KOMPAS.com - Istilah "tembung candrane" atau "panyandra perangane awak" digunakan untuk menggambarkan tubuh manusia.
Tembung ini biasanya menggunakan bentuk obyek atau sesuatu lainnya saat menggambarkannya.
Tembung panyandra sebenarnya dapat menggambarkan perilaku atau kondisi alam serta fisik manusia.
Mari, Kita simak lebih lengkap mengenai tembung candrane perangan awak!
Ciri-ciri tembung panyandra
Panyandra memiliki beberapa karakteristik berikut:
- Dalam sastra Jawa tradisional, "panyandra" berarti "ibarat" untuk menggambarkan bagian tubuh, keadaan alam, atau keadaan hewan. Misalnya, bagian tubuh seperti rambut, hidung, pipi, dan mata.
- Membuat perbandingan. Dengan kata lain, ada dua obyek yang disebut sebagai pembanding dan yang dibandingkan.
- Menggambar dengan menggunakan dengan melebih-lebihkan artinya.
Baca juga: Ayahane Tembung Bahasa Jawa
Fungsi panyandra
Kata kata indah "panyandra" digunakan untuk menggambarkan lingkungan yang diceritakan atau dihadapi.
Dengan menggunakan kesustraan Jawa yang tinggi, kata-kata ini disampaikan kepada semua yang mendengar dan melihat dengan tujuan menggambarkan keindahan, kecantikan, dan keadaan alam.
Perumpamaan bahasa yang digunakan untuk sesuatu yang benar-benar asli jauh lebih indah daripada yang sedang terjadi.
Sementara itu, panyandra manten atau panyandra temanten sangat penting dalam upacara pengantin Jawa.
Kehidupan dan kematian acara pengantin adat Jawa ditentukan oleh bagaimana penata acara mengolah kata selama acara. Dengan kata lain, menggunakan tembung panyandra.
Macam-macam tembung panyandra
Berdasarkan obyek yang digambarkan, jenis panyandra terdiri dari beberapa macam, di antaranya:
Candrane awak (Menggambarkan tubuh manusia)Pada macam panyandra ini, bagian tubuh manusia dijadikan obyek secara khusus.
Misalnya membuat panyandra tentang bagian tubuh pipi, kulit, hidung, rambut, gigi, tangan dan kaki.
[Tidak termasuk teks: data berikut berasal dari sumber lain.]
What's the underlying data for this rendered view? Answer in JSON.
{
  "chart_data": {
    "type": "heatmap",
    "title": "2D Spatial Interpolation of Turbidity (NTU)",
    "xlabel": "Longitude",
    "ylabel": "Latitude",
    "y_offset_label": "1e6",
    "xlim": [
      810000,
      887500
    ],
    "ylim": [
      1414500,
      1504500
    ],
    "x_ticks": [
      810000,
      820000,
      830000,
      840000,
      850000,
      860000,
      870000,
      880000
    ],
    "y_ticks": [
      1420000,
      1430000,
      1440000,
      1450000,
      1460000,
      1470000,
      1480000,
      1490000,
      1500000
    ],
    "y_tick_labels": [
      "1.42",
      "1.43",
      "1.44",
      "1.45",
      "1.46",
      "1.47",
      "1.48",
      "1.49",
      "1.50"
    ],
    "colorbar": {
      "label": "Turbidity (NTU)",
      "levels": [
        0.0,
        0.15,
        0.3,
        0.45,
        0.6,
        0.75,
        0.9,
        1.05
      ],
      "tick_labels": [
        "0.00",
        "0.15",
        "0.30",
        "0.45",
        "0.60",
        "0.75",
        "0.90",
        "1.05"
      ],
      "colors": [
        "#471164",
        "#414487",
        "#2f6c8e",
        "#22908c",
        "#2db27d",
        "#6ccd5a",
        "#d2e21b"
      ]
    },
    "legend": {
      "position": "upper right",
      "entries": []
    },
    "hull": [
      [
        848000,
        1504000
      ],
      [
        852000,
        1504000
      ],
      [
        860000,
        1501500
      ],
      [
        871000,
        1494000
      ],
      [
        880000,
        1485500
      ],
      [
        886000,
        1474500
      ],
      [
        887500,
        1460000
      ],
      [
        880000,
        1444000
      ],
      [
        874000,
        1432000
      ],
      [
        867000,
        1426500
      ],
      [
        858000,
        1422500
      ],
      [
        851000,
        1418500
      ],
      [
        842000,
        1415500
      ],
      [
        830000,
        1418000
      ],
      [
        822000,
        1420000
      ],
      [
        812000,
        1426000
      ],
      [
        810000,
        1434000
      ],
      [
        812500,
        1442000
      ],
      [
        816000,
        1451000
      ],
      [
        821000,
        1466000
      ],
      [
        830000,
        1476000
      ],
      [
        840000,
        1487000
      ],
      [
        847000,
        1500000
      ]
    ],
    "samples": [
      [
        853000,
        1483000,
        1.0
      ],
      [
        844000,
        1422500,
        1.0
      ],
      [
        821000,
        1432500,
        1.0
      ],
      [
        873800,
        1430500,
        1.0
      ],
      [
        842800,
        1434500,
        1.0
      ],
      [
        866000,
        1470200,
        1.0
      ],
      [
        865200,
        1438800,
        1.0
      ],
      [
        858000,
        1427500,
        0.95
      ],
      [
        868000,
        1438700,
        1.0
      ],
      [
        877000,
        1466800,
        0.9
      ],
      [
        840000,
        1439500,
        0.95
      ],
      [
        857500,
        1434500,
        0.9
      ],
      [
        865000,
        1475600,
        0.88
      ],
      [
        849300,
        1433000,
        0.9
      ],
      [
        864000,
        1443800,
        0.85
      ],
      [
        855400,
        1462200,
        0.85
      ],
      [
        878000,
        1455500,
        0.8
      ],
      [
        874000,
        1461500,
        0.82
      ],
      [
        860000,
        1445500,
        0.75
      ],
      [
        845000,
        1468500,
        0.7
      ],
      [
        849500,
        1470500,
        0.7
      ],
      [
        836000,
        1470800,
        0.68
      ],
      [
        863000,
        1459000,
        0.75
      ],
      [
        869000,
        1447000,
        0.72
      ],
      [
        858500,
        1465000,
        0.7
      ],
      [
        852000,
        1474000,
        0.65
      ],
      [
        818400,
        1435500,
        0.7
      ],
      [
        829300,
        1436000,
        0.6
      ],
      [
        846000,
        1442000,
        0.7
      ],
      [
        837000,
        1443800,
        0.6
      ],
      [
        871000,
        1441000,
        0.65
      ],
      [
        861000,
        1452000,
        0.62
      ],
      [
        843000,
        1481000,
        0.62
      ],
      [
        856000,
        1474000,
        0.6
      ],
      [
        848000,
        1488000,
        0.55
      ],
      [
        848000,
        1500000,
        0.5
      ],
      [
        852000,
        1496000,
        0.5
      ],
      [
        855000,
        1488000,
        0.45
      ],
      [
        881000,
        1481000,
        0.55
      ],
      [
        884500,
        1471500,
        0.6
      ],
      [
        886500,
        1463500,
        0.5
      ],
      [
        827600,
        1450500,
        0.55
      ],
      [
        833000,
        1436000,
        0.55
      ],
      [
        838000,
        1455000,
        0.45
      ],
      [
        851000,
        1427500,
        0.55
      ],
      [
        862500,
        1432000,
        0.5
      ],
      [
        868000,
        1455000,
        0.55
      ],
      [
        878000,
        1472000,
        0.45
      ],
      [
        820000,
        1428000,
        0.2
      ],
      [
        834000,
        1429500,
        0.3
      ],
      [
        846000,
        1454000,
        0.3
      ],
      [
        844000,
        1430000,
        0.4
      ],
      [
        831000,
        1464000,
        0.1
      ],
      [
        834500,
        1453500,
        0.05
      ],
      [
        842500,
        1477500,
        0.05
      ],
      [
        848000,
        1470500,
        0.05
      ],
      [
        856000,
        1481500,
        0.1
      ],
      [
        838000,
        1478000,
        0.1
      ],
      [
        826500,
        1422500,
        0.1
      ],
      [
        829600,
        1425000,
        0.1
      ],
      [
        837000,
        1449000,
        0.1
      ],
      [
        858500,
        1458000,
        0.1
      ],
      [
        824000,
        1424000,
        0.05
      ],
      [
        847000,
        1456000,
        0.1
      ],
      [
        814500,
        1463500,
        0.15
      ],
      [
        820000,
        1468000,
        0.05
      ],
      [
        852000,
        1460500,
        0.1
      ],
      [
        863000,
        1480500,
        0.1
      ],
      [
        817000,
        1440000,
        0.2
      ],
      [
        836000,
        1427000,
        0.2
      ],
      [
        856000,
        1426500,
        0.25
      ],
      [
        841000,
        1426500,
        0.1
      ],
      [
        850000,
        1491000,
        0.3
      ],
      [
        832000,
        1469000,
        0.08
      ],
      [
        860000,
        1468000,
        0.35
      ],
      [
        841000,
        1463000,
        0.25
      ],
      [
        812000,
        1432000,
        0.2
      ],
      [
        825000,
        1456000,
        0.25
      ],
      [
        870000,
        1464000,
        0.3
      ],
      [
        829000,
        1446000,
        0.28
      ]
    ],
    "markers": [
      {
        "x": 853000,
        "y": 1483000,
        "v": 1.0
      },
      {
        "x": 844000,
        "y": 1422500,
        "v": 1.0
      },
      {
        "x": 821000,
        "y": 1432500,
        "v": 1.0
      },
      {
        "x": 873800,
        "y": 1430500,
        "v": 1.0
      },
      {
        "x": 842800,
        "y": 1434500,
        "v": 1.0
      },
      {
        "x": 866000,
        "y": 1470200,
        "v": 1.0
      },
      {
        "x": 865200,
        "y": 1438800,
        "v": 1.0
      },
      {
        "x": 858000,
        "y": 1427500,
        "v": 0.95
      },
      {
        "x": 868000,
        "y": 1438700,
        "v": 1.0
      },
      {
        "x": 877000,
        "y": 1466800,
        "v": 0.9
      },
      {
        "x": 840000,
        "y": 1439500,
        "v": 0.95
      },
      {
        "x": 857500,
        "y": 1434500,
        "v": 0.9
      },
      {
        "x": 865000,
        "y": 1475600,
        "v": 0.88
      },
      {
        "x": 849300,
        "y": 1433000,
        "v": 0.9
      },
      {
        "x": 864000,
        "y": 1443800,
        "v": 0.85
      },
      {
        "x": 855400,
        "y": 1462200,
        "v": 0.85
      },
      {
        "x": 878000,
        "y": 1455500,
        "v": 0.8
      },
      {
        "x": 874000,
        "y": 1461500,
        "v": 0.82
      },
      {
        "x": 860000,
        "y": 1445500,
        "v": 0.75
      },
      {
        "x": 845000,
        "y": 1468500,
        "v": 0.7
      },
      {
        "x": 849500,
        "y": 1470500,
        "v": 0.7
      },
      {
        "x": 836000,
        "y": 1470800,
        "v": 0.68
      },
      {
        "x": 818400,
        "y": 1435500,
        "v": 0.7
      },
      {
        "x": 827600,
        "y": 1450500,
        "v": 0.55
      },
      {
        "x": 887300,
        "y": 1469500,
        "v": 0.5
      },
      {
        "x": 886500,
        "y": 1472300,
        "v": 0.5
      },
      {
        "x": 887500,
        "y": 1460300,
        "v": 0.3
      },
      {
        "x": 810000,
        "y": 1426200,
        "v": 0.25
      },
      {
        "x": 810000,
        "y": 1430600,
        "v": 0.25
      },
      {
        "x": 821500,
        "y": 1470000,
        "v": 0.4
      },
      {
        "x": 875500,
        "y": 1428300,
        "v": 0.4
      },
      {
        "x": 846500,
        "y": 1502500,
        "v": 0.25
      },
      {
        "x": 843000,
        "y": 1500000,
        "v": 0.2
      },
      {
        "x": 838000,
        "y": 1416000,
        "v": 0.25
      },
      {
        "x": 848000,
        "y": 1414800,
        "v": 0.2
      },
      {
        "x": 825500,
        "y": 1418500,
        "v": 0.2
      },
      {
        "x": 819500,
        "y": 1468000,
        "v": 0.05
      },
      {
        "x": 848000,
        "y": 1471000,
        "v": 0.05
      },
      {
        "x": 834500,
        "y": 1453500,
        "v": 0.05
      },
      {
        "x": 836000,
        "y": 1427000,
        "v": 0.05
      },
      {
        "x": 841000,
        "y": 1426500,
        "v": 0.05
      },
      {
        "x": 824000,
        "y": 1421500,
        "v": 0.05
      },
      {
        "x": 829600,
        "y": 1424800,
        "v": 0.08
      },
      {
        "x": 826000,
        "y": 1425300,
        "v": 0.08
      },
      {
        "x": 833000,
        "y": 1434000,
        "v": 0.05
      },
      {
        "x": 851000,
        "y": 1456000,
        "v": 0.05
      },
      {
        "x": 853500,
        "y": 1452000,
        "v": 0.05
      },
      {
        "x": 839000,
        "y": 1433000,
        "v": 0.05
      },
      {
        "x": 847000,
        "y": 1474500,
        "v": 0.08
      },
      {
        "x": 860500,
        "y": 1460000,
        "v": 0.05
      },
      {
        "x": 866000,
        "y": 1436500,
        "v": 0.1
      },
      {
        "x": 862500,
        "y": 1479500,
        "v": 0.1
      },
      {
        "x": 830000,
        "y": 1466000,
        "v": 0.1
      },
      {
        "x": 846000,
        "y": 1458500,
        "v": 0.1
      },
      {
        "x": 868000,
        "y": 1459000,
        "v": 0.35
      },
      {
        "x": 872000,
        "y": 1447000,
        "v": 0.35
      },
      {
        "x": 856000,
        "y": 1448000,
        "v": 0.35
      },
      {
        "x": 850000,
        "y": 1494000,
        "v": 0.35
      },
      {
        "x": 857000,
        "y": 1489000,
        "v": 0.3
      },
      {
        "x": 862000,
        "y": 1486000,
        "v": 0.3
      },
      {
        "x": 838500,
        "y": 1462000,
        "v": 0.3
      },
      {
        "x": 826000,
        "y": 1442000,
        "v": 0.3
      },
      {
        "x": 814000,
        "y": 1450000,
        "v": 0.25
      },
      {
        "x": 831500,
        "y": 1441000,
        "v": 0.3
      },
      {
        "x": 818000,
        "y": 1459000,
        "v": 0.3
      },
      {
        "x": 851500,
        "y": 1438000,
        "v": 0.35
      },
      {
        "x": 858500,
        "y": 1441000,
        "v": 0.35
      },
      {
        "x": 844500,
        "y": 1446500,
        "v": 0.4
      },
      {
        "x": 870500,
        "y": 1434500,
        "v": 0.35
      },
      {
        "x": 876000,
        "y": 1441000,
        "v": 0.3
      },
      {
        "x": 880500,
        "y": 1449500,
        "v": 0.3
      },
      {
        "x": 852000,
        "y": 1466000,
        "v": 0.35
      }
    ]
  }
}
Contoh:
- Drijine mucuk eri.
- Payudarane nyengkir gadhing.
- Godheke ngudhup turi.
- Lengene nggendhewa pinenthang.
- Dedege pideksa (ngringin sungsang).
Jenis panyandra ini adalah perbandingan tingkah laku seseorang dengan obyek pembanding. Contoh:
- Tandange cukat trengginas kaya jangkrik mambu kili.
- Sumbare kaya bisa mutungake wesi gligen.
- Bungahe kaya ketiban daru.
- Lampahe mendheg-mendheg kaya sato manggih krama.
- Polahe wong kaya gabah den interi.
Dalam bahasa Jawa, seseorang yang sedang marah di umpamakan dengan sesuatu menggunakan panyandra.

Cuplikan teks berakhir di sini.